Imagem e palavras pertencem a momentos distintos de sua vida. Todavia, unidas explicam por que seus herdeiros foram resgatar em arquivos dos órgãos de repressão da ditadura militar as desculpas usadas por esta para prender e torturar Dilma Vana Rousseff, a presidente eleita do Brasil.
Vendo, porém, o perfil do fundador da Folha, entede-se tudo.
Frias de Oliveira lutou na Revolução Constitucionalista de 1932, que tentou dar um golpe de Estado contra Getúlio Vargas. Coerente com seu apreço pelo militarismo e pela derrubada de governos dos quais não gostava, apoiou o golpe militar de 1964.
Naquele período, a Folha de São Paulo serviu de voz e pernas para os ditadores que se sucederiam no poder ao exaltá-los e ao transportar para eles seus presos políticos até os centros de tortura do regime.
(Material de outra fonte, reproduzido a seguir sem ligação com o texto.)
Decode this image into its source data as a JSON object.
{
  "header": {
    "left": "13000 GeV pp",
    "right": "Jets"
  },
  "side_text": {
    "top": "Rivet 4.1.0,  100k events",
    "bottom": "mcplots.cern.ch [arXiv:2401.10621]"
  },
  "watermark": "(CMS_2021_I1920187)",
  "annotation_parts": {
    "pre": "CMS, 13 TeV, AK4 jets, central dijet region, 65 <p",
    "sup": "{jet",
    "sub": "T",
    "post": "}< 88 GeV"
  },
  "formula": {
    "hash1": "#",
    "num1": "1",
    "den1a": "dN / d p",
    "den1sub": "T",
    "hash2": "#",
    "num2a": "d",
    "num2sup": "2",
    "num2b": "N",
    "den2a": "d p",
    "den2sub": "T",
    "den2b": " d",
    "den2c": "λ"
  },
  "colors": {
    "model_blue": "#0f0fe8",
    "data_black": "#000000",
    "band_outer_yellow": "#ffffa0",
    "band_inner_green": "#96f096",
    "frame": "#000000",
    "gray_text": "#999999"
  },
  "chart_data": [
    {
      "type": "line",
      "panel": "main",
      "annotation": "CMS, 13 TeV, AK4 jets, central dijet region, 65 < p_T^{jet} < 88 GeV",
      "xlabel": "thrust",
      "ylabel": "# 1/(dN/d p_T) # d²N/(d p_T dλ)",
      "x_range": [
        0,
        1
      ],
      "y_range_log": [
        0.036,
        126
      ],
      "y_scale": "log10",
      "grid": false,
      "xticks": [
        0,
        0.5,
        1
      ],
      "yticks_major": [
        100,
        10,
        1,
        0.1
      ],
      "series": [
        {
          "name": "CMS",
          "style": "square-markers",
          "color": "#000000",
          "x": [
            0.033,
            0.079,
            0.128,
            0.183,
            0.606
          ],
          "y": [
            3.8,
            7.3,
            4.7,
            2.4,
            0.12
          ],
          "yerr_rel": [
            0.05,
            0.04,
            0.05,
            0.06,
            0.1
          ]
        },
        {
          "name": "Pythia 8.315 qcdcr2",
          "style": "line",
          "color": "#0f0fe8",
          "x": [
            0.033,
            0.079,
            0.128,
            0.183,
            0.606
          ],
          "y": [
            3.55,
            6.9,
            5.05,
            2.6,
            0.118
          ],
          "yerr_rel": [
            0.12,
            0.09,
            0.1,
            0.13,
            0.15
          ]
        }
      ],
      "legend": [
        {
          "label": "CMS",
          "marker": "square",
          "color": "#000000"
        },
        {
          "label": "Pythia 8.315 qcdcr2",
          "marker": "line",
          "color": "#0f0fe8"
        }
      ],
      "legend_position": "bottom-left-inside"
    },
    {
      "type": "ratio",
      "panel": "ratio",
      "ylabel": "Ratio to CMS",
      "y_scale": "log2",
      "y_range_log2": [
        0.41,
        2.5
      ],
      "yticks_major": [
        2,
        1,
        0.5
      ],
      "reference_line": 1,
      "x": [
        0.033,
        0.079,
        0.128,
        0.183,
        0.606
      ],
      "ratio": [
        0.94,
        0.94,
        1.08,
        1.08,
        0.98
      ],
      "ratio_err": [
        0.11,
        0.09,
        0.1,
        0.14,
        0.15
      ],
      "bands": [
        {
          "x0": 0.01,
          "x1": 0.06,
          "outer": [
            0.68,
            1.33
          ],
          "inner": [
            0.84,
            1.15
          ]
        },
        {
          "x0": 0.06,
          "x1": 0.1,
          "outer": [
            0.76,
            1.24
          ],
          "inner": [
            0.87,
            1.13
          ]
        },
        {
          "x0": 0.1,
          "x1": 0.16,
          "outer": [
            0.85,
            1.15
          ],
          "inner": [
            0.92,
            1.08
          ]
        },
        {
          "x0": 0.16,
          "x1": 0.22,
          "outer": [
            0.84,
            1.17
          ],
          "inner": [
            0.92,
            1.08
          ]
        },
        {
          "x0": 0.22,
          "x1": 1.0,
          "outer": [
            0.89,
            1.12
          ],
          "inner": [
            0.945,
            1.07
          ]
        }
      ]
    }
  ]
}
No dia 21 de setembro de 1971, a Ação Libertadora Nacional (ALN) incendiou camionetes da Folha que eram utilizadas para entregar jornais. Os responsáveis acusavam o dono do jornal de emprestar os veículos para transporte de presos políticos. Frias de Oliveira respondeu ao atentado publicando um editorial na primeira página no dia seguinte, sob o título “Banditismo”.
Eis um trecho do texto:
“Os ataques do terrorismo não alterarão a nossa linha de conduta. Como o pior cego é o que não quer ver, o pior do terrorismo é não compreender que no Brasil não há lugar para ele. Nunca houve. E de maneira especial não há hoje, quando um governo sério, responsável, respeitável e com indiscutível apoio popular está levando o Brasil pelos seguros caminhos do desenvolvimento com justiça social-realidade que nenhum brasileiro lúcido pode negar, e que o mundo todo reconhece e proclama. […] Um país, enfim, de onde a subversão -que se alimenta do ódio e cultiva a violência – está sendo definitivamente erradicada, com o decidido apoio do povo e da imprensa, que reflete os sentimentos deste. Essa mesma imprensa que os remanescentes do terror querem golpear.”
O editorial “Banditismo” foi publicado em 22 de setembro de 1971. Foi escrito por Octavio Frias de Oliveira, fundador da Folha de São Paulo.
O presidente da República de então era Emílio Garrastazu Médici. Nomeado presidente pelos militares, comandou o período mais duro da ditadura militar. Foi a época do auge das prisões, torturas e assassinatos de militantes políticos de esquerda pelo regime.
Apesar dos elogios de Frias de Oliveira à ditadura, segundo a Fundação Getúlio Vargas foi no governo Médici que a miséria e a concentração de renda ganharam impulso. O Brasil teve o 9º Produto Nacional Bruto do mundo no período, mas em desnutrição perdia apenas para Índia, Indonésia, Bangladesh, Paquistão e Filipinas.
O jornal que escreveu esse “editorial” infame pedindo a cassação de 54 milhões de votos com base em manifestações de rua e na índole golpista da imprensa e da oposição se coaduna à perfeição com a natureza do homem que fundou essa pocilga que alguns chamam de “jornal”.